If you’re working from home, you likely have a daily zoom meeting in which you touch base with your work team. This International Women’s Day, take the time to acknowledge the women you work with who have inspired you this year. Maybe one coworker is pulling double-duty with working from home and distance learning. Perhaps another coworker has been directly affected by the virus, either personally or through a loved one. Let the women you work with know that you see them.
- Change your profile picture frame for the day
Let your friends and followers know about your commitment to celebrating women around the world and advancing gender parity. Change your Facebook or Instagram profile picture to one of many International Women’s Day picture frames. Simply go to facebook.com/profilepicframes and search “International Women’s Day” in the search bar. Choose which frame you like best, and voila!
- Donate to a female-focused charity
If you prefer to celebrate IWD more privately, consider donating to a cause or organization dedicated to advancing and uplifting women and girls. Whether the cause closest to your heart is education, reproductive health, or ending gender violence, there are many organizations out there that will fit your needs. Check out a list of female-focused charities endorsed by IWD here.
- Host a virtual watch-party of a female-empowering film or documentary.
No, we’re not able to have a large movie-night slumber party or head to the movie theater with friends, but we’re still able to gather, albeit virtually. Thanks to pandemic-era tech like Netflix Party and Hulu Watch Party, you’re now able to watch movies together with your friends while you’re far apart. Choose a film that is both feminist and female-focused. Some options include Suffragette, Hidden Figures, A League of Their Own, Trapped, and RBG.
- Post a tribute on social media to an unsung woman that you’ve admired this year.
Take IWD as an opportunity to shine a spotlight on a woman who has been your role model, who maybe hasn’t gotten the praise she deserves. Perhaps that woman is a public figure like an author, an artist, or a politician. Or maybe that woman is someone in your life who has consistently amazed you in the last 12 months.

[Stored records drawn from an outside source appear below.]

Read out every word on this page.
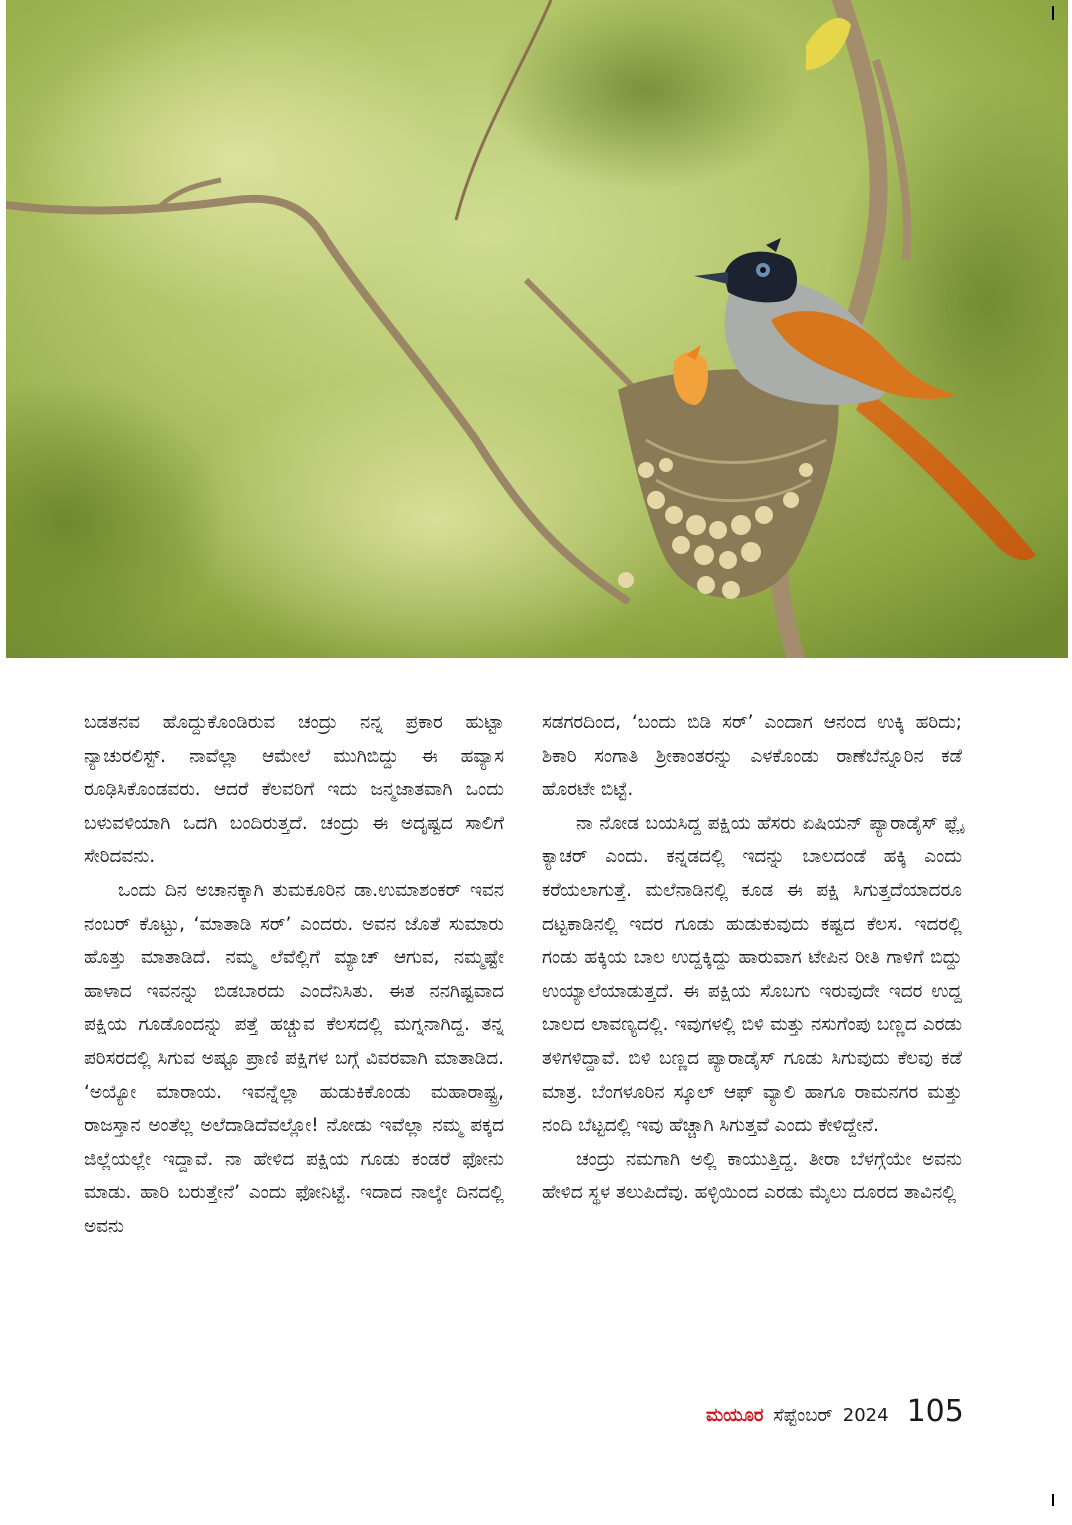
ಬಡತನವ ಹೊದ್ದುಕೊಂಡಿರುವ ಚಂದ್ರು ನನ್ನ ಪ್ರಕಾರ ಹುಟ್ಟಾ ನ್ಯಾಚುರಲಿಸ್ಟ್. ನಾವೆಲ್ಲಾ ಆಮೇಲೆ ಮುಗಿಬಿದ್ದು ಈ ಹವ್ಯಾಸ ರೂಢಿಸಿಕೊಂಡವರು. ಆದರೆ ಕೆಲವರಿಗೆ ಇದು ಜನ್ಮಜಾತವಾಗಿ ಒಂದು ಬಳುವಳಿಯಾಗಿ ಒದಗಿ ಬಂದಿರುತ್ತದೆ. ಚಂದ್ರು ಈ ಅದೃಷ್ಟದ ಸಾಲಿಗೆ ಸೇರಿದವನು.

ಒಂದು ದಿನ ಅಚಾನಕ್ಕಾಗಿ ತುಮಕೂರಿನ ಡಾ.ಉಮಾಶಂಕರ್ ಇವನ ನಂಬರ್ ಕೊಟ್ಟು, ‘ಮಾತಾಡಿ ಸರ್’ ಎಂದರು. ಅವನ ಜೊತೆ ಸುಮಾರು ಹೊತ್ತು ಮಾತಾಡಿದೆ. ನಮ್ಮ ಲೆವೆಲ್ಲಿಗೆ ಮ್ಯಾಚ್ ಆಗುವ, ನಮ್ಮಷ್ಟೇ ಹಾಳಾದ ಇವನನ್ನು ಬಿಡಬಾರದು ಎಂದೆನಿಸಿತು. ಈತ ನನಗಿಷ್ಟವಾದ ಪಕ್ಷಿಯ ಗೂಡೊಂದನ್ನು ಪತ್ತೆ ಹಚ್ಚುವ ಕೆಲಸದಲ್ಲಿ ಮಗ್ನನಾಗಿದ್ದ. ತನ್ನ ಪರಿಸರದಲ್ಲಿ ಸಿಗುವ ಅಷ್ಟೂ ಪ್ರಾಣಿ ಪಕ್ಷಿಗಳ ಬಗ್ಗೆ ವಿವರವಾಗಿ ಮಾತಾಡಿದ. ‘ಅಯ್ಯೋ ಮಾರಾಯ. ಇವನ್ನೆಲ್ಲಾ ಹುಡುಕಿಕೊಂಡು ಮಹಾರಾಷ್ಟ್ರ, ರಾಜಸ್ತಾನ ಅಂತೆಲ್ಲ ಅಲೆದಾಡಿದೆವಲ್ಲೋ! ನೋಡು ಇವೆಲ್ಲಾ ನಮ್ಮ ಪಕ್ಕದ ಜಿಲ್ಲೆಯಲ್ಲೇ ಇದ್ದಾವೆ. ನಾ ಹೇಳಿದ ಪಕ್ಷಿಯ ಗೂಡು ಕಂಡರೆ ಫೋನು ಮಾಡು. ಹಾರಿ ಬರುತ್ತೇನೆ’ ಎಂದು ಫೋನಿಟ್ಟೆ. ಇದಾದ ನಾಲ್ಕೇ ದಿನದಲ್ಲಿ ಅವನು

ಸಡಗರದಿಂದ, ‘ಬಂದು ಬಿಡಿ ಸರ್’ ಎಂದಾಗ ಆನಂದ ಉಕ್ಕಿ ಹರಿದು; ಶಿಕಾರಿ ಸಂಗಾತಿ ಶ್ರೀಕಾಂತರನ್ನು ಎಳಕೊಂಡು ರಾಣೆಬೆನ್ನೂರಿನ ಕಡೆ ಹೊರಟೇ ಬಿಟ್ಟೆ.

ನಾ ನೋಡ ಬಯಸಿದ್ದ ಪಕ್ಷಿಯ ಹೆಸರು ಏಷಿಯನ್ ಪ್ಯಾರಾಡೈಸ್ ಫ್ಲೈ ಕ್ಯಾಚರ್ ಎಂದು. ಕನ್ನಡದಲ್ಲಿ ಇದನ್ನು ಬಾಲದಂಡೆ ಹಕ್ಕಿ ಎಂದು ಕರೆಯಲಾಗುತ್ತೆ. ಮಲೆನಾಡಿನಲ್ಲಿ ಕೂಡ ಈ ಪಕ್ಷಿ ಸಿಗುತ್ತದೆಯಾದರೂ ದಟ್ಟಕಾಡಿನಲ್ಲಿ ಇದರ ಗೂಡು ಹುಡುಕುವುದು ಕಷ್ಟದ ಕೆಲಸ. ಇದರಲ್ಲಿ ಗಂಡು ಹಕ್ಕಿಯ ಬಾಲ ಉದ್ದಕ್ಕಿದ್ದು ಹಾರುವಾಗ ಟೇಪಿನ ರೀತಿ ಗಾಳಿಗೆ ಬಿದ್ದು ಉಯ್ಯಾಲೆಯಾಡುತ್ತದೆ. ಈ ಪಕ್ಷಿಯ ಸೊಬಗು ಇರುವುದೇ ಇದರ ಉದ್ದ ಬಾಲದ ಲಾವಣ್ಯದಲ್ಲಿ. ಇವುಗಳಲ್ಲಿ ಬಿಳಿ ಮತ್ತು ನಸುಗೆಂಪು ಬಣ್ಣದ ಎರಡು ತಳಿಗಳಿದ್ದಾವೆ. ಬಿಳಿ ಬಣ್ಣದ ಪ್ಯಾರಾಡೈಸ್ ಗೂಡು ಸಿಗುವುದು ಕೆಲವು ಕಡೆ ಮಾತ್ರ. ಬೆಂಗಳೂರಿನ ಸ್ಕೂಲ್ ಆಫ್ ವ್ಯಾಲಿ ಹಾಗೂ ರಾಮನಗರ ಮತ್ತು ನಂದಿ ಬೆಟ್ಟದಲ್ಲಿ ಇವು ಹೆಚ್ಚಾಗಿ ಸಿಗುತ್ತವೆ ಎಂದು ಕೇಳಿದ್ದೇನೆ.

ಚಂದ್ರು ನಮಗಾಗಿ ಅಲ್ಲಿ ಕಾಯುತ್ತಿದ್ದ. ತೀರಾ ಬೆಳಗ್ಗೆಯೇ ಅವನು ಹೇಳಿದ ಸ್ಥಳ ತಲುಪಿದೆವು. ಹಳ್ಳಿಯಿಂದ ಎರಡು ಮೈಲು ದೂರದ ತಾವಿನಲ್ಲಿ

ಮಯೂರ ಸೆಪ್ಟೆಂಬರ್ 2024 105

Whatever you choose, be sure to hashtag your post #ChooseToChallenge — the 2021 International Women’s Day official slogan.
- Attend one of many IWD virtual events
No, we can’t attend IWD events in person, but luckily, the organization has created an exciting lineup of events to attend virtually. Participate in International Women’s Day x Women@Indeed panel that focuses on women in the workplace. Or the Diversity in Stem panel, which will discuss “how to tackle challenges to create inclusive STEM environments.” Or even join Women Who Rock’s virtual concert, described as a “multi-genre female empowerment concert.” There is a list of hundreds of events on IWD’s website here.
- Talk to your employer about diversity and inclusion
Take IWD as a time to reach out to your employer and advocate for gender and cultural inclusion. If you’re unsure of where to start, consider broaching the topics of paid maternity leave, diversity and inclusion training, flexible scheduling for working moms, and actively working to recruit women and women of color.
- Host an online discussion with men and allies
Yes, men should participate in IWD too! In years past, we might’ve suggested hosting a dinner party where men, women, and non-binary folks were able to gather and discuss gender-related issues. Well, this year, that’s obviously not an option. Instead, opt for a Zoom discussion with open-minded individuals. Use IWD as an opportunity to educate and enlighten folks who might not be as invested in women’s issues as you are. Who knows? You might change their outlook forever.